Optimism drives any hunter; patience marks the good ones, separates, as they say, wheat from chaff.
Is it just me or do there seem to be more chipmunks this summer? They seem to be all over and in numbers of some significance. I see holes dug under foundations of house and garage; I wonder at what labyrinthine maze of tunnels there is in the dark, damp soil under the house. I have visions of entire families of chippers, extended families of cousins and uncles and aunts, visiting one another under my front porch or back entry. I imagine subterranean living rooms and rooms to store food from their puffy little cheeks, all under by house. I wonder at damage done.
Enough. There is enough worry to go around these days; one need not make more. There have been chipmunks for decades and no houses have tumbled into a maze of chipmunk tunnels that weakened the foundation (though I have seen a few houses that seem slightly askew: Possible chipper damage?).

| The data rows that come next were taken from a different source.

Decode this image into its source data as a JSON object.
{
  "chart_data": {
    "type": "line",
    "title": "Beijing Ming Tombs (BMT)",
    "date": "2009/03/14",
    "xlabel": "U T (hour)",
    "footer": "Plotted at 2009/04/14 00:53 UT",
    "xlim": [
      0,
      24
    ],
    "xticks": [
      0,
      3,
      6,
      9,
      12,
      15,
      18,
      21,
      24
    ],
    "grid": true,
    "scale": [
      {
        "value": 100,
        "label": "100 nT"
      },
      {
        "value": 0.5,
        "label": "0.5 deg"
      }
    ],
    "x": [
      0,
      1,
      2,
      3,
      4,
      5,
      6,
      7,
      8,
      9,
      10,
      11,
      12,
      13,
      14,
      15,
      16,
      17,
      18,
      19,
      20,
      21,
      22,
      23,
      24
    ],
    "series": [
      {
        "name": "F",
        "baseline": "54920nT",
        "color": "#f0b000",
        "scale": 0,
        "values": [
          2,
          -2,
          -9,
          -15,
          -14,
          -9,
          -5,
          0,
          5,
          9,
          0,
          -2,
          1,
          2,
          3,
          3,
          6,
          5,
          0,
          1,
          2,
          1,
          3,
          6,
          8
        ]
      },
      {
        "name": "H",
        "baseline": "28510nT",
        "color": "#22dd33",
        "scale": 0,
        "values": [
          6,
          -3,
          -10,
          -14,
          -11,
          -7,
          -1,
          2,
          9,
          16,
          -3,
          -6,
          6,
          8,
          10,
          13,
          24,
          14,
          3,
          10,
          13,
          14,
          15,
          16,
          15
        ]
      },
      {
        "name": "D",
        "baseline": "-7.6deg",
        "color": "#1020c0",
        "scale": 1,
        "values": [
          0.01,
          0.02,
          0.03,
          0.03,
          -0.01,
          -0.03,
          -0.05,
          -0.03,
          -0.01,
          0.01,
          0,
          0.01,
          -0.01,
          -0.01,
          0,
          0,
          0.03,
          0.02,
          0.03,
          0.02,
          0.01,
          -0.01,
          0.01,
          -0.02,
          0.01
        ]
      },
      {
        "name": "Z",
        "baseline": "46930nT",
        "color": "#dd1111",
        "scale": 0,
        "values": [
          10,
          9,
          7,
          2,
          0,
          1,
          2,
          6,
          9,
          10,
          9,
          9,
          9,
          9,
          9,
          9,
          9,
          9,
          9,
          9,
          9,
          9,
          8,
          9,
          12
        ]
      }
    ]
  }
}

The cat waits as the dogs run wild in the yard, chasing and tumbling, then, tuckered out, sleeping in the sun. Perhaps they dream of hunting, the dogs, but it is clear that once the yard is found to be empty of game they put conscious thoughts aside. Not so, Lady. Lady waits as she has for summer after summer, waits near the hole that she knows the chipmunks use as they have used it for as many Julys as Lady has hunted them.
Sally weeds her garden; I read a book; the dogs sprawl in various poses of repose on the summer grass. Lady waits, patient as a stone.
I never see the chipmunk. I never see it come to the edge of its burrow, eyes bright, nose aquiver, ears up; alert as all prey species are alert, high strung and living on edge. I never see it; I only imagine what it would be like.
I imagine that the chipmunk would advance with caution, his little brain snapping with the conflict: Go forward to fresh air and food, or retreat to the safe darkness of burrow. He would see the cat but would he recognize it? There are young chipmunks out now, young and inexperienced and in that inexperience the perfect prey for those of sharp tooth and quick moves.
Lady would be perfectly still, a statue of tan and buff; frozen as if by winter cold but alive, heart beating faster. Her eyes would focus; her muscles tense. She would measure the distance between herself and the chipmunk; she would, in her feline mind, spin the calculations of cat’s leap factored with the chipmunk’s response; figure the time the chipmunk would need to turn and dive for cover.
This all happens off my watch; I never see it. I am engrossed. The dogs do not see this; they are snoozing. Sally is on her knees in the garden, pulling weeds. It is, at that moment, a peaceful, sleepy summer setting.
Then Lady pounces. I see her move, move fast like a boxer’s jab; hear her growl her small but spirited yowl; see movement out of the corner of my eye. See a flurry of action, a blur of tawny cat, eyes flashing bright, covering something on the ground.
The dogs come at a run, roused by the cat’s move and call. I walk over to Lady. She is covering something, paws in front of her (little clawless paws, tipped in white) as a raptor mantles prey.
I bend over for a look.
Lady is holding tight to something small and brown. She raises her eyes to me as I reach out and lift her paw.
And on the cold gray cement I see a small length of brown fur; it is the last 2 inches of a chipmunk’s tail, bitten cleanly as if cut with a scalpel. It is as close as Lady got: The wait; the pounce; the contact; the fleeing chipmunk; a sharp, quick bite. I lift it up and Sally asks me what it is and I tell her and she indicates that she finds it “icky” and asks me to dispose of it. I do just that as Lady watches me.
Then we all settle in again; the dogs go to their naps, Sally to her garden and I to my book. Lady? Lady lowers herself to the ground, eyes fixed on the burrow; hunting.
The next day Sally sees a bob-tailed chipmunk sprint across the yard, fast, as we run in our nightmares from a dark formless fear; as if it was running for its very life.